Starting from 12,746 raw extracted rows, the cleanup pipeline removed duplicates, corrected rate inversions, imputed missing living expenses using university-level medians, and consolidated near-duplicate records. The final output contains 7,333 rows across 1,861 universities.

Funding Gap Calculation

For each unique combination of program, institution, and residency status (resident, non-resident, or single-rate):

Annual Funding Gap = max(0, Annual COA - Loan Cap)

Where Annual COA = Yearly Tuition + Mandatory Fees + Estimated Annual Living Expenses. The loan cap is $50,000 for the 11 federally designated professional degrees under 34 CFR § 668.2, and $20,500 for all other graduate programs.

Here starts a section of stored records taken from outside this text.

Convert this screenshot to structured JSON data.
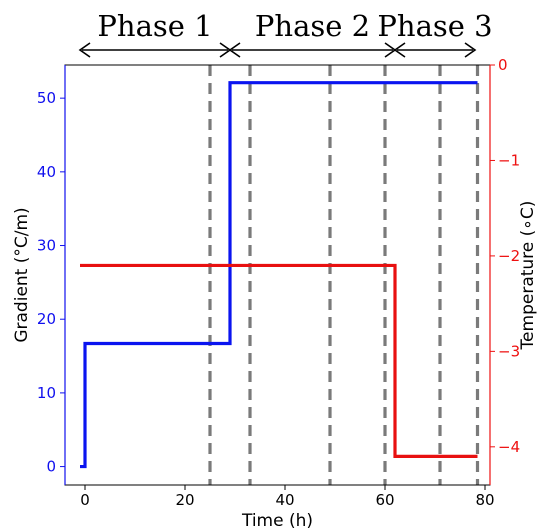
{
  "chart_data": {
    "type": "line",
    "phases": [
      {
        "label": "Phase 1",
        "start": -1,
        "end": 29
      },
      {
        "label": "Phase 2",
        "start": 29,
        "end": 62
      },
      {
        "label": "Phase 3",
        "start": 62,
        "end": 78
      }
    ],
    "xlabel": "Time (h)",
    "ylabel_left": "Gradient (°C/m)",
    "ylabel_right": "Temperature (∘C)",
    "xlim": [
      -4,
      81
    ],
    "ylim_left": [
      -2.5,
      54.5
    ],
    "ylim_right": [
      -4.4,
      0
    ],
    "x_ticks": [
      0,
      20,
      40,
      60,
      80
    ],
    "y_left_ticks": [
      0,
      10,
      20,
      30,
      40,
      50
    ],
    "y_right_ticks": [
      0,
      -1,
      -2,
      -3,
      -4
    ],
    "y_right_tick_labels": [
      "0",
      "−1",
      "−2",
      "−3",
      "−4"
    ],
    "vlines_x": [
      25,
      33,
      49,
      60,
      71,
      78.5
    ],
    "series": [
      {
        "axis": "left",
        "color": "#0a14f0",
        "points": [
          [
            -1,
            0
          ],
          [
            0,
            0
          ],
          [
            0,
            16.7
          ],
          [
            29,
            16.7
          ],
          [
            29,
            52.1
          ],
          [
            78.5,
            52.1
          ]
        ]
      },
      {
        "axis": "right",
        "color": "#e81010",
        "points": [
          [
            -1,
            -2.1
          ],
          [
            62,
            -2.1
          ],
          [
            62,
            -4.1
          ],
          [
            78.5,
            -4.1
          ]
        ]
      }
    ]
  }
}
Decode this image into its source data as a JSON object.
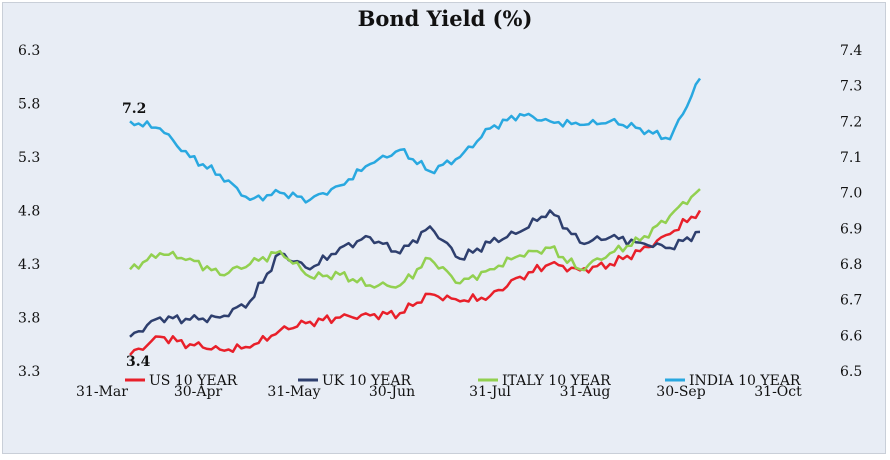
{
  "chart_data": {
    "type": "line",
    "title": "Bond Yield (%)",
    "xlabel": "",
    "ylabel": "",
    "x_ticks": [
      "31-Mar",
      "30-Apr",
      "31-May",
      "30-Jun",
      "31-Jul",
      "31-Aug",
      "30-Sep",
      "31-Oct"
    ],
    "y_left": {
      "ticks": [
        "3.3",
        "3.8",
        "4.3",
        "4.8",
        "5.3",
        "5.8",
        "6.3"
      ],
      "ylim": [
        3.3,
        6.3
      ]
    },
    "y_right": {
      "ticks": [
        "6.5",
        "6.6",
        "6.7",
        "6.8",
        "6.9",
        "7.0",
        "7.1",
        "7.2",
        "7.3",
        "7.4"
      ],
      "ylim": [
        6.5,
        7.4
      ]
    },
    "grid": false,
    "legend": "bottom",
    "annotations": [
      {
        "text": "7.2",
        "series": "INDIA 10 YEAR"
      },
      {
        "text": "3.4",
        "series": "US 10 YEAR"
      }
    ],
    "x": [
      "31-Mar",
      "10-Apr",
      "20-Apr",
      "30-Apr",
      "10-May",
      "20-May",
      "31-May",
      "10-Jun",
      "20-Jun",
      "30-Jun",
      "10-Jul",
      "20-Jul",
      "31-Jul",
      "10-Aug",
      "20-Aug",
      "31-Aug",
      "10-Sep",
      "20-Sep",
      "30-Sep",
      "7-Oct"
    ],
    "series": [
      {
        "name": "US 10 YEAR",
        "color": "#e8202a",
        "axis": "left",
        "values": [
          3.45,
          3.62,
          3.55,
          3.5,
          3.52,
          3.68,
          3.76,
          3.8,
          3.82,
          3.84,
          4.02,
          3.95,
          4.0,
          4.18,
          4.3,
          4.24,
          4.3,
          4.42,
          4.58,
          4.8
        ]
      },
      {
        "name": "UK 10 YEAR",
        "color": "#2e3f6e",
        "axis": "left",
        "values": [
          3.62,
          3.8,
          3.78,
          3.8,
          3.95,
          4.4,
          4.25,
          4.45,
          4.55,
          4.4,
          4.65,
          4.35,
          4.5,
          4.6,
          4.8,
          4.5,
          4.55,
          4.5,
          4.45,
          4.6
        ]
      },
      {
        "name": "ITALY 10 YEAR",
        "color": "#92d050",
        "axis": "left",
        "values": [
          4.25,
          4.4,
          4.35,
          4.2,
          4.3,
          4.42,
          4.18,
          4.2,
          4.1,
          4.1,
          4.35,
          4.12,
          4.25,
          4.38,
          4.45,
          4.25,
          4.4,
          4.52,
          4.75,
          5.0
        ]
      },
      {
        "name": "INDIA 10 YEAR",
        "color": "#29a8e0",
        "axis": "right",
        "values": [
          7.2,
          7.18,
          7.1,
          7.05,
          6.98,
          7.0,
          6.98,
          7.02,
          7.08,
          7.12,
          7.06,
          7.1,
          7.18,
          7.22,
          7.2,
          7.19,
          7.2,
          7.18,
          7.15,
          7.32
        ]
      }
    ]
  }
}
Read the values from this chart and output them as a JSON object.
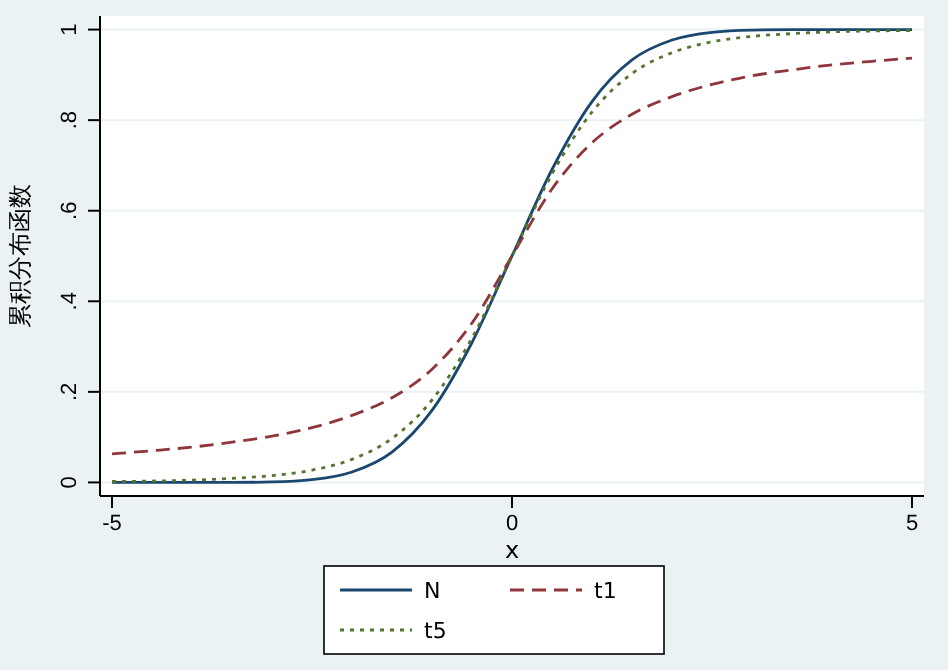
{
  "chart_data": {
    "type": "line",
    "xlabel": "x",
    "ylabel": "累积分布函数",
    "x": [
      -5,
      -4.5,
      -4,
      -3.5,
      -3,
      -2.5,
      -2,
      -1.5,
      -1,
      -0.5,
      0,
      0.5,
      1,
      1.5,
      2,
      2.5,
      3,
      3.5,
      4,
      4.5,
      5
    ],
    "series": [
      {
        "name": "N",
        "color": "#1a476f",
        "line_style": "solid",
        "values": [
          0,
          0,
          0,
          0,
          0.001,
          0.006,
          0.023,
          0.067,
          0.159,
          0.309,
          0.5,
          0.691,
          0.841,
          0.933,
          0.977,
          0.994,
          0.999,
          1,
          1,
          1,
          1
        ]
      },
      {
        "name": "t1",
        "color": "#90353b",
        "line_style": "dashed",
        "values": [
          0.063,
          0.07,
          0.078,
          0.089,
          0.102,
          0.121,
          0.148,
          0.187,
          0.25,
          0.352,
          0.5,
          0.648,
          0.75,
          0.813,
          0.852,
          0.879,
          0.898,
          0.911,
          0.922,
          0.93,
          0.937
        ]
      },
      {
        "name": "t5",
        "color": "#55752f",
        "line_style": "dotted",
        "values": [
          0.002,
          0.003,
          0.005,
          0.009,
          0.015,
          0.027,
          0.051,
          0.097,
          0.182,
          0.319,
          0.5,
          0.681,
          0.818,
          0.903,
          0.949,
          0.973,
          0.985,
          0.991,
          0.995,
          0.997,
          0.998
        ]
      }
    ],
    "xlim": [
      -5.15,
      5.15
    ],
    "ylim": [
      -0.03,
      1.03
    ],
    "xticks": [
      -5,
      0,
      5
    ],
    "yticks": [
      0,
      {
        "value": 0.2,
        "label": ".2"
      },
      {
        "value": 0.4,
        "label": ".4"
      },
      {
        "value": 0.6,
        "label": ".6"
      },
      {
        "value": 0.8,
        "label": ".8"
      },
      1
    ],
    "grid": "y",
    "legend": "bottom",
    "marker": "none"
  }
}
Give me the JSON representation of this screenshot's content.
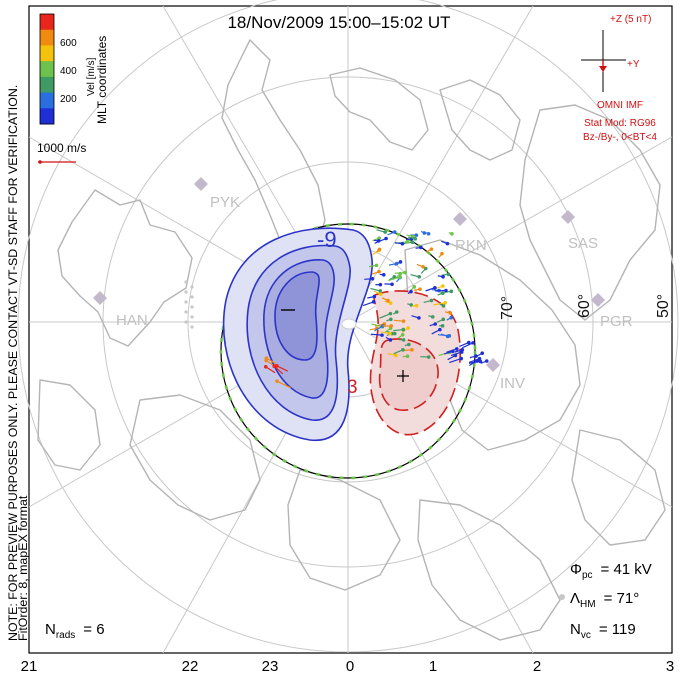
{
  "title": "18/Nov/2009  15:00–15:02  UT",
  "colorbar": {
    "ticks": [
      "600",
      "400",
      "200"
    ],
    "label": "Vel [m/s]",
    "colors": [
      "#e8261c",
      "#f08a10",
      "#f4c20a",
      "#6cc24a",
      "#3f9a63",
      "#2a6fe0",
      "#1f2fd6"
    ]
  },
  "coordinates_label": "MLT coordinates",
  "scale_vector": "1000 m/s",
  "vertical_note": "NOTE: FOR PREVIEW PURPOSES ONLY. PLEASE CONTACT VT-SD STAFF FOR VERIFICATION.",
  "fit_info": "FitOrder: 8, mapEX format",
  "imf": {
    "plus_z": "+Z (5 nT)",
    "plus_y": "+Y",
    "source": "OMNI IMF",
    "model": "Stat Mod: RG96",
    "conditions": "Bz-/By-, 0<BT<4"
  },
  "stations": [
    "PYK",
    "HAN",
    "RKN",
    "SAS",
    "PGR",
    "INV"
  ],
  "latitude_labels": [
    "70°",
    "60°",
    "50°"
  ],
  "contours": {
    "negative_label": "-9",
    "positive_label": "3"
  },
  "stats": {
    "phi_symbol": "Φ",
    "phi_sub": "pc",
    "phi_value": "= 41  kV",
    "lambda_symbol": "Λ",
    "lambda_sub": "HM",
    "lambda_value": "= 71°",
    "nvc_symbol": "N",
    "nvc_sub": "vc",
    "nvc_value": "= 119",
    "nrads_symbol": "N",
    "nrads_sub": "rads",
    "nrads_value": "= 6"
  },
  "mlt_axis": [
    "21",
    "22",
    "23",
    "0",
    "1",
    "2",
    "3"
  ],
  "palette": {
    "coast": "#b4b4b4",
    "grid": "#c8c8c8",
    "negative_fill": "#dfe1f4",
    "negative_core": "#8f93d8",
    "negative_line": "#2b34c8",
    "positive_fill": "#f3dcdc",
    "positive_line": "#d02020",
    "boundary": "#6cc24a",
    "imf_text": "#d01010"
  }
}
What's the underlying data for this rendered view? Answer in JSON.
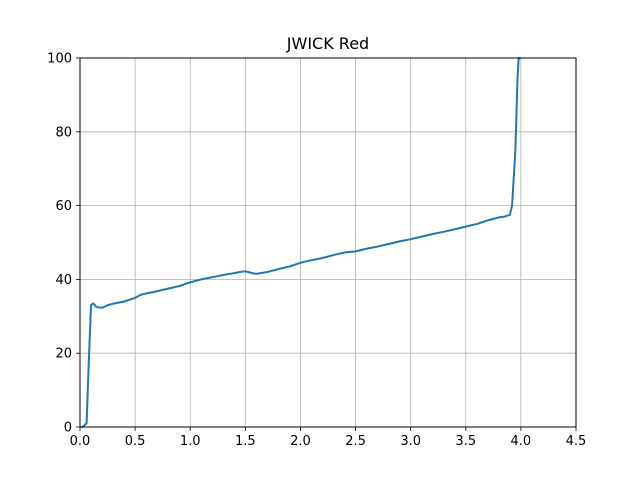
{
  "chart_data": {
    "type": "line",
    "title": "JWICK Red",
    "xlabel": "",
    "ylabel": "",
    "xlim": [
      0,
      4.5
    ],
    "ylim": [
      0,
      100
    ],
    "xticks": [
      0.0,
      0.5,
      1.0,
      1.5,
      2.0,
      2.5,
      3.0,
      3.5,
      4.0,
      4.5
    ],
    "xtick_labels": [
      "0.0",
      "0.5",
      "1.0",
      "1.5",
      "2.0",
      "2.5",
      "3.0",
      "3.5",
      "4.0",
      "4.5"
    ],
    "yticks": [
      0,
      20,
      40,
      60,
      80,
      100
    ],
    "ytick_labels": [
      "0",
      "20",
      "40",
      "60",
      "80",
      "100"
    ],
    "grid": true,
    "line_color": "#1f77b4",
    "series": [
      {
        "x": [
          0.02,
          0.04,
          0.06,
          0.08,
          0.1,
          0.12,
          0.15,
          0.2,
          0.25,
          0.3,
          0.4,
          0.5,
          0.55,
          0.6,
          0.7,
          0.8,
          0.9,
          1.0,
          1.05,
          1.1,
          1.2,
          1.3,
          1.4,
          1.45,
          1.5,
          1.55,
          1.6,
          1.7,
          1.8,
          1.9,
          2.0,
          2.1,
          2.2,
          2.3,
          2.4,
          2.5,
          2.6,
          2.7,
          2.8,
          2.9,
          3.0,
          3.1,
          3.2,
          3.3,
          3.4,
          3.5,
          3.55,
          3.6,
          3.7,
          3.8,
          3.85,
          3.9,
          3.92,
          3.94,
          3.95,
          3.96,
          3.97,
          3.98,
          3.99
        ],
        "y": [
          0,
          0.5,
          1,
          18,
          33,
          33.5,
          32.5,
          32.3,
          33,
          33.4,
          34,
          35,
          35.8,
          36.2,
          36.8,
          37.5,
          38.2,
          39.2,
          39.6,
          40,
          40.6,
          41.2,
          41.7,
          42,
          42.2,
          41.8,
          41.5,
          42,
          42.8,
          43.5,
          44.5,
          45.2,
          45.8,
          46.6,
          47.3,
          47.6,
          48.3,
          48.9,
          49.6,
          50.3,
          50.9,
          51.6,
          52.3,
          52.9,
          53.6,
          54.3,
          54.7,
          55,
          56,
          56.8,
          57,
          57.5,
          60,
          70,
          75,
          85,
          95,
          100,
          100
        ]
      }
    ]
  }
}
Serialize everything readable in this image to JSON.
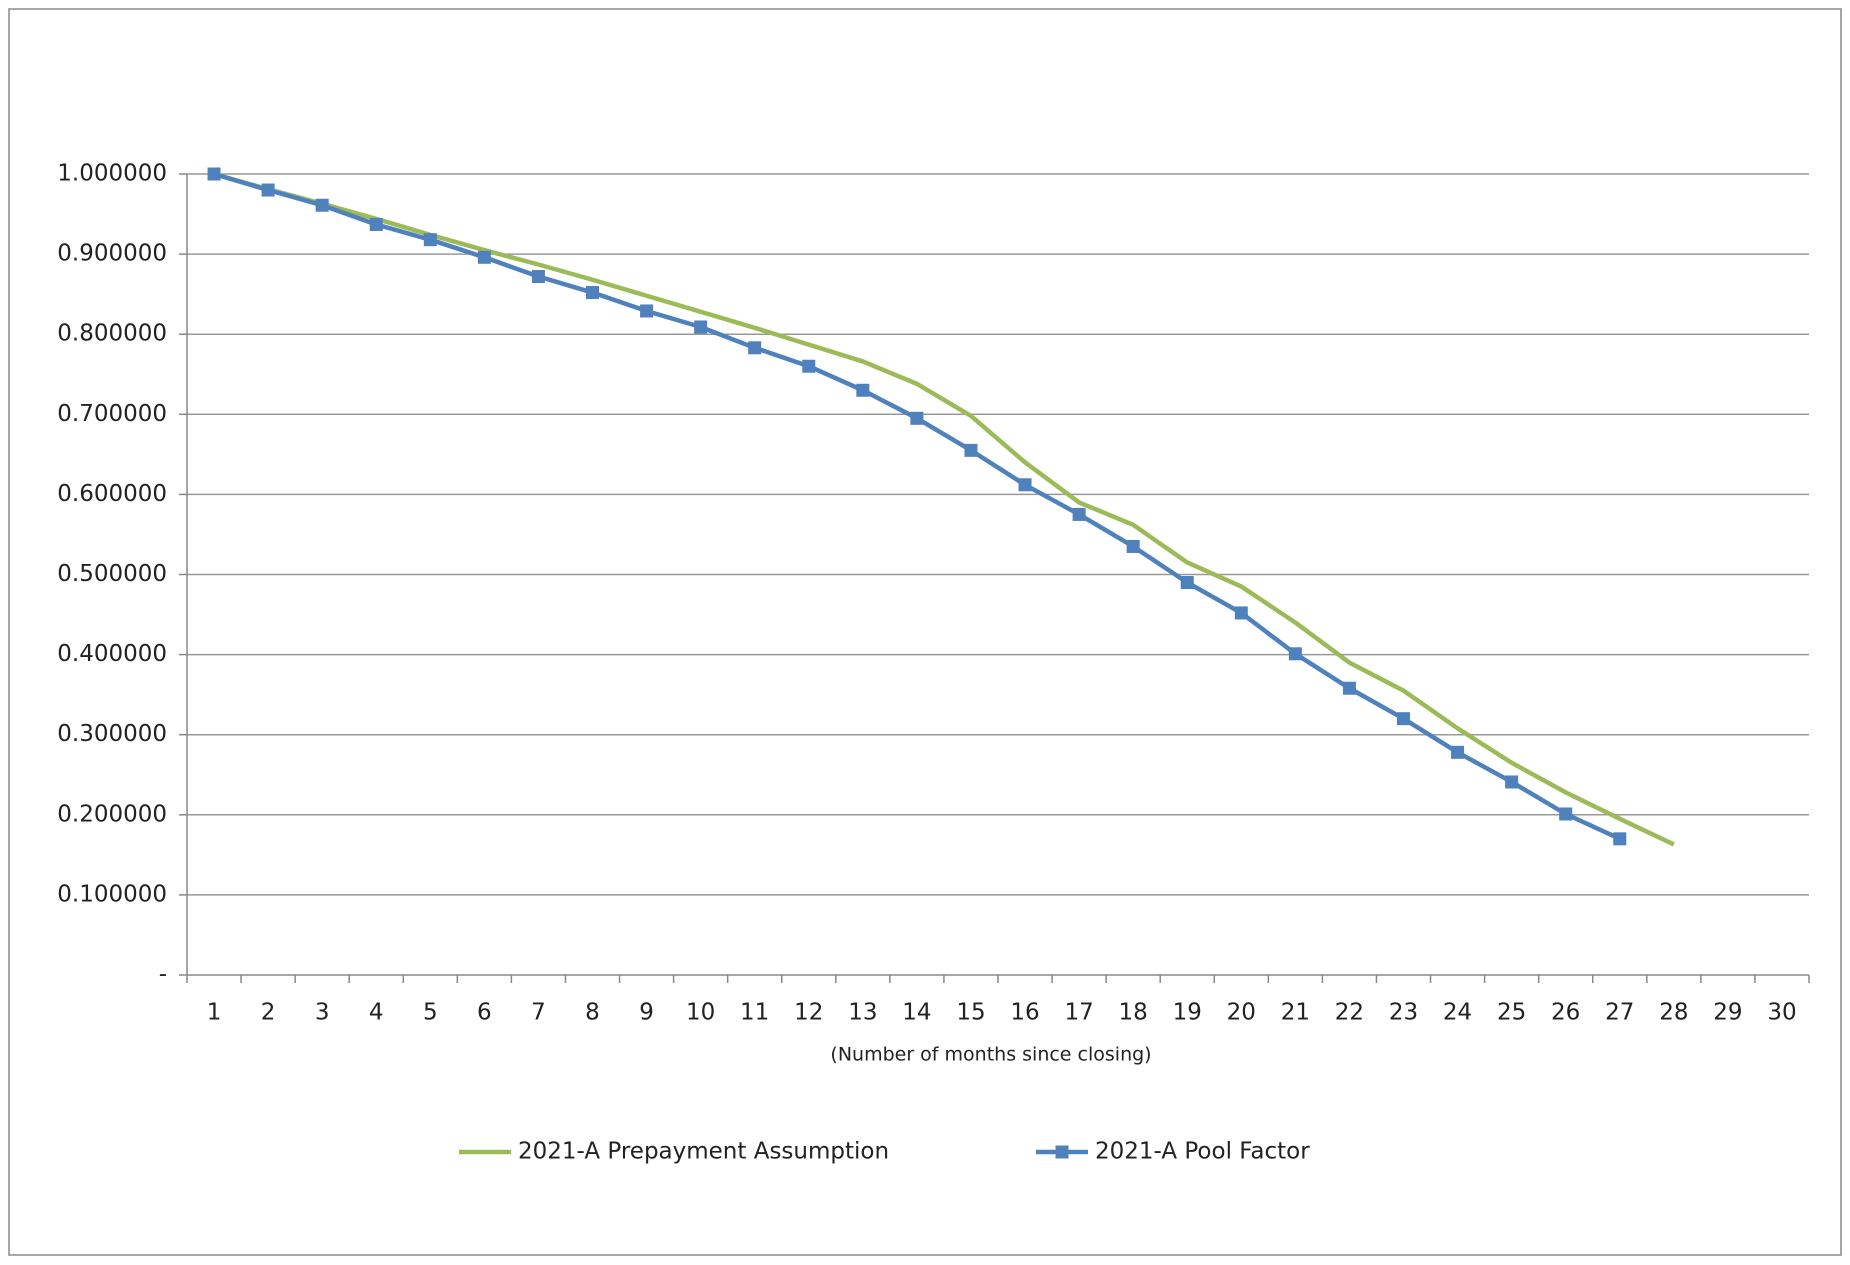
{
  "chart_data": {
    "type": "line",
    "x_label": "(Number of months since closing)",
    "categories": [
      "1",
      "2",
      "3",
      "4",
      "5",
      "6",
      "7",
      "8",
      "9",
      "10",
      "11",
      "12",
      "13",
      "14",
      "15",
      "16",
      "17",
      "18",
      "19",
      "20",
      "21",
      "22",
      "23",
      "24",
      "25",
      "26",
      "27",
      "28",
      "29",
      "30"
    ],
    "series": [
      {
        "name": "2021-A Prepayment Assumption",
        "color": "#9bbb59",
        "marker": "none",
        "values": [
          1.0,
          0.981,
          0.963,
          0.944,
          0.924,
          0.905,
          0.887,
          0.868,
          0.848,
          0.828,
          0.808,
          0.787,
          0.766,
          0.738,
          0.698,
          0.64,
          0.59,
          0.562,
          0.515,
          0.485,
          0.44,
          0.39,
          0.355,
          0.308,
          0.265,
          0.228,
          0.195,
          0.163,
          null,
          null
        ]
      },
      {
        "name": "2021-A Pool Factor",
        "color": "#4f81bd",
        "marker": "square",
        "values": [
          1.0,
          0.98,
          0.961,
          0.937,
          0.918,
          0.896,
          0.872,
          0.852,
          0.829,
          0.809,
          0.783,
          0.76,
          0.73,
          0.695,
          0.655,
          0.612,
          0.575,
          0.535,
          0.49,
          0.452,
          0.401,
          0.358,
          0.32,
          0.278,
          0.241,
          0.201,
          0.17,
          null,
          null,
          null
        ]
      }
    ],
    "ylim": [
      0,
      1
    ],
    "yticks": [
      {
        "value": 0,
        "label": "-"
      },
      {
        "value": 0.1,
        "label": "0.100000"
      },
      {
        "value": 0.2,
        "label": "0.200000"
      },
      {
        "value": 0.3,
        "label": "0.300000"
      },
      {
        "value": 0.4,
        "label": "0.400000"
      },
      {
        "value": 0.5,
        "label": "0.500000"
      },
      {
        "value": 0.6,
        "label": "0.600000"
      },
      {
        "value": 0.7,
        "label": "0.700000"
      },
      {
        "value": 0.8,
        "label": "0.800000"
      },
      {
        "value": 0.9,
        "label": "0.900000"
      },
      {
        "value": 1,
        "label": "1.000000"
      }
    ],
    "grid": true,
    "legend": "bottom"
  }
}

Total Funding Gap = Annual Funding Gap × Years to Completion

The annual gap measures the per-year shortfall; the total gap measures the cumulative shortfall over the life of the degree. Both figures appear throughout this report, clearly labeled.

Data Quality

The dataset combines automated extraction with manual spot-checks at 336 universities (3,153 program rows, or 43.0% of the dataset). Spot-checked figures are traceable to primary institutional sources: bursar pages, COA PDFs, and registrar fee schedules. Extraction confidence across all rows: 75.9% HIGH, 15.1% MEDIUM, 9.0% LOW. No row is excluded from analysis regardless of confidence level.